Death sentences become rarity in N.C.
Posted December 29, 2008
Updated March 9, 2009
Raleigh, N.C. — When a Winston-Salem jury convicted James Ray Little last month of the 2006 robbery and murder of a cab driver, he became the only person sentenced to death in North Carolina this year.
Twenty to 30 North Carolina inmates were sent to death row annually in the 1990s. By last year, the number of death sentences handed down statewide had dropped to three.
The decline is part of a national trend. A recent study shows death sentences have dropped to a 30-year low in the U.S. Last year, 115 people were sentenced to death, a 62 percent drop from 10 years ago, when 306 people were sent to death row.

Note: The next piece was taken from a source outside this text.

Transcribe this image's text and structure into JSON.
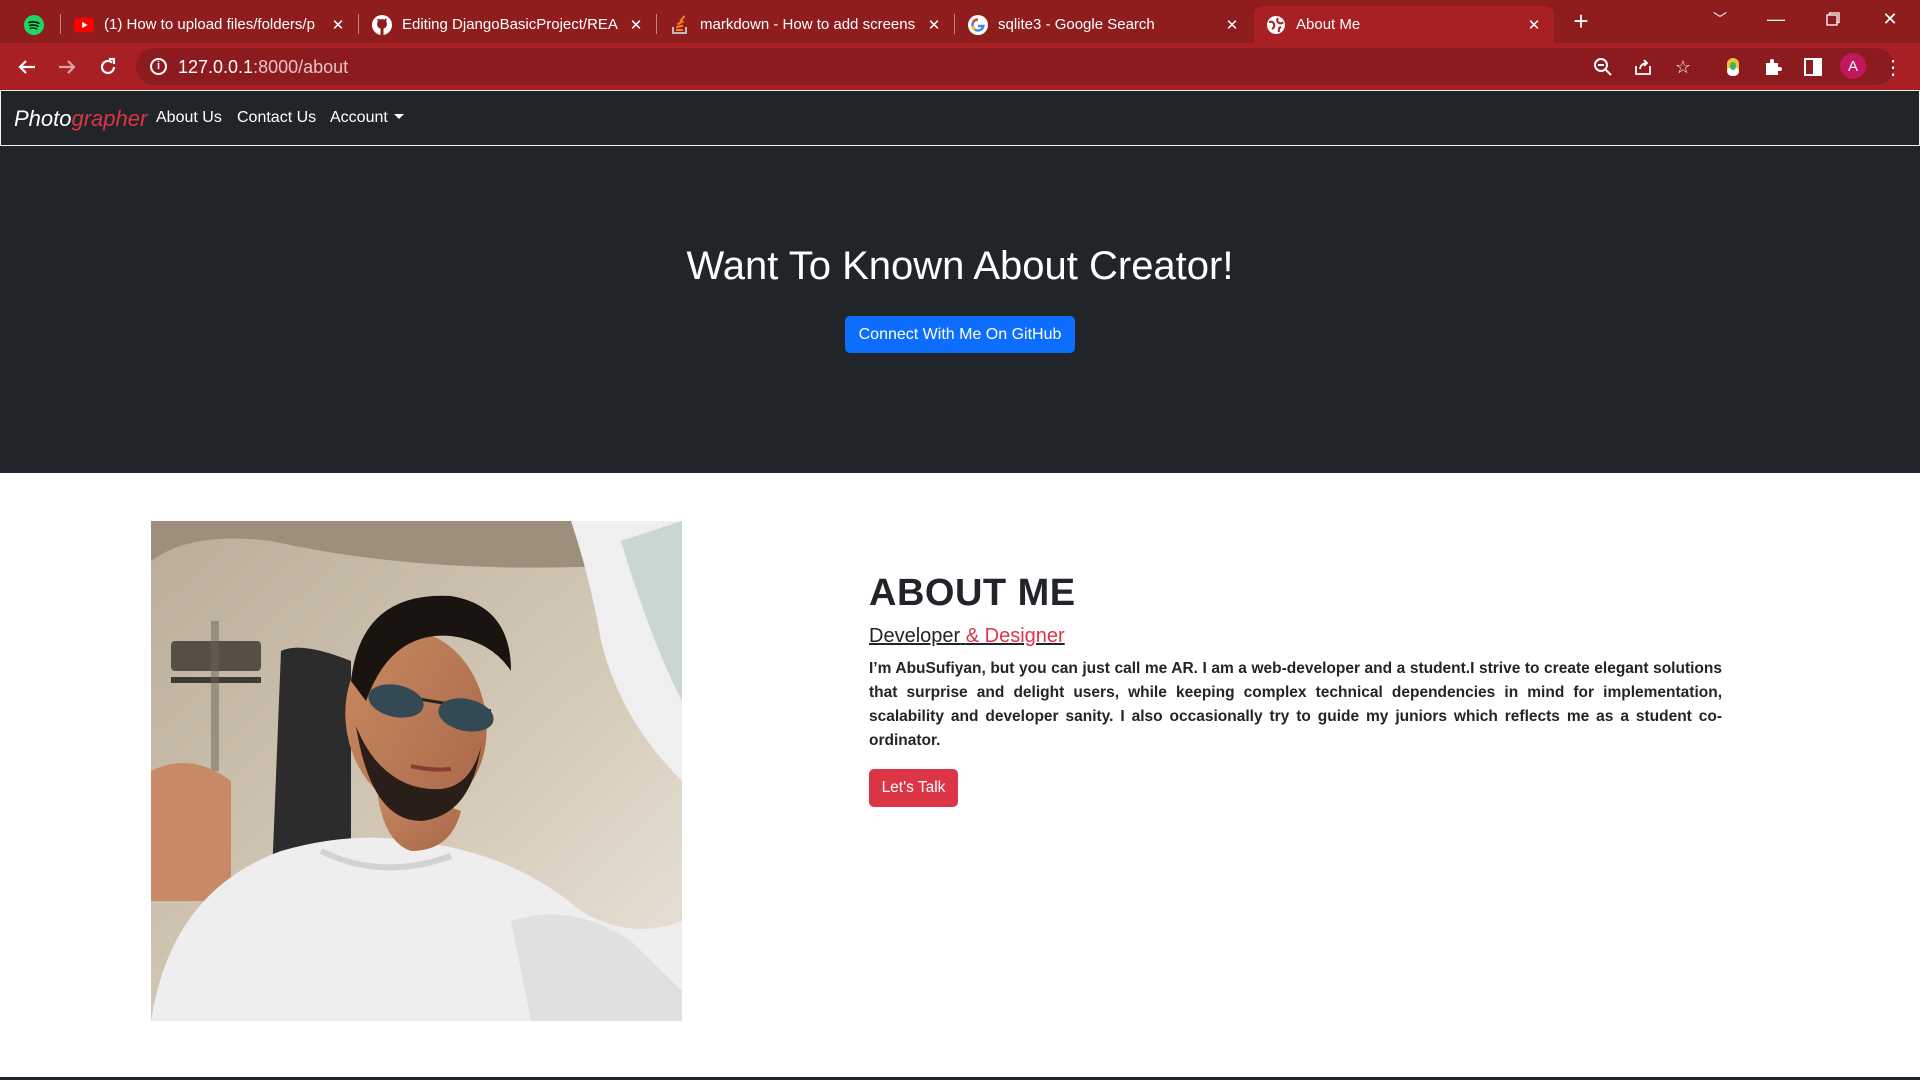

"The fact that our citizens – average North Carolinians – are saying, 'I choose life' is very encouraging," said Gretchen Engel, a lawyer for the Center for Death Penalty Litigation in Durham. "Jurors believe that a life sentence is appropriate."
Engel said she sees many reasons for the dwindling number of death sentences:
- In 2001, prosecutors were given discretion in which cases to try as a capital case.
- The Office of Indigent Defense Services improved representation for defendants facing the death penalty.
- Court rulings stopped the execution of juveniles and the mentally retarded.
- State sentencing reform that offered a life sentence without the possibility of parole gave jurors a viable option to a death sentence.
- Highly publicized wrongful convictions weigh on jurors minds as they debate a sentence.
"We've had three exonerations in North Carolina this past year," Engel said.
Wayne Uber, of Chapel Hill, a supporter of capital punishment, said he thinks improved evidence-collecting prompts more suspects to plead guilty and avoid a death sentence.
"I don't judge the relative success or failure by the number of persons that are added to death row," Uber said.
He has personal reasons for backing the death penalty. His twin brother, Jeffrey, was slain in Florida over some credit cards, and the killer received a life sentence.
"I think that that man should be executed," he said, though he added that he respects whatever informed decisions jurors make.
Uber said he's most frustrated by North Carolina's current moratorium on lethal injection.
The state Supreme Court is trying to sort out a physician's role in executions and whether the North Carolina Medical Board can punish physicians who participate in them. The execution protocol approved by state officials also is tied up by a legal challenge.
"If I'm displeased, it's by the delays," Uber said.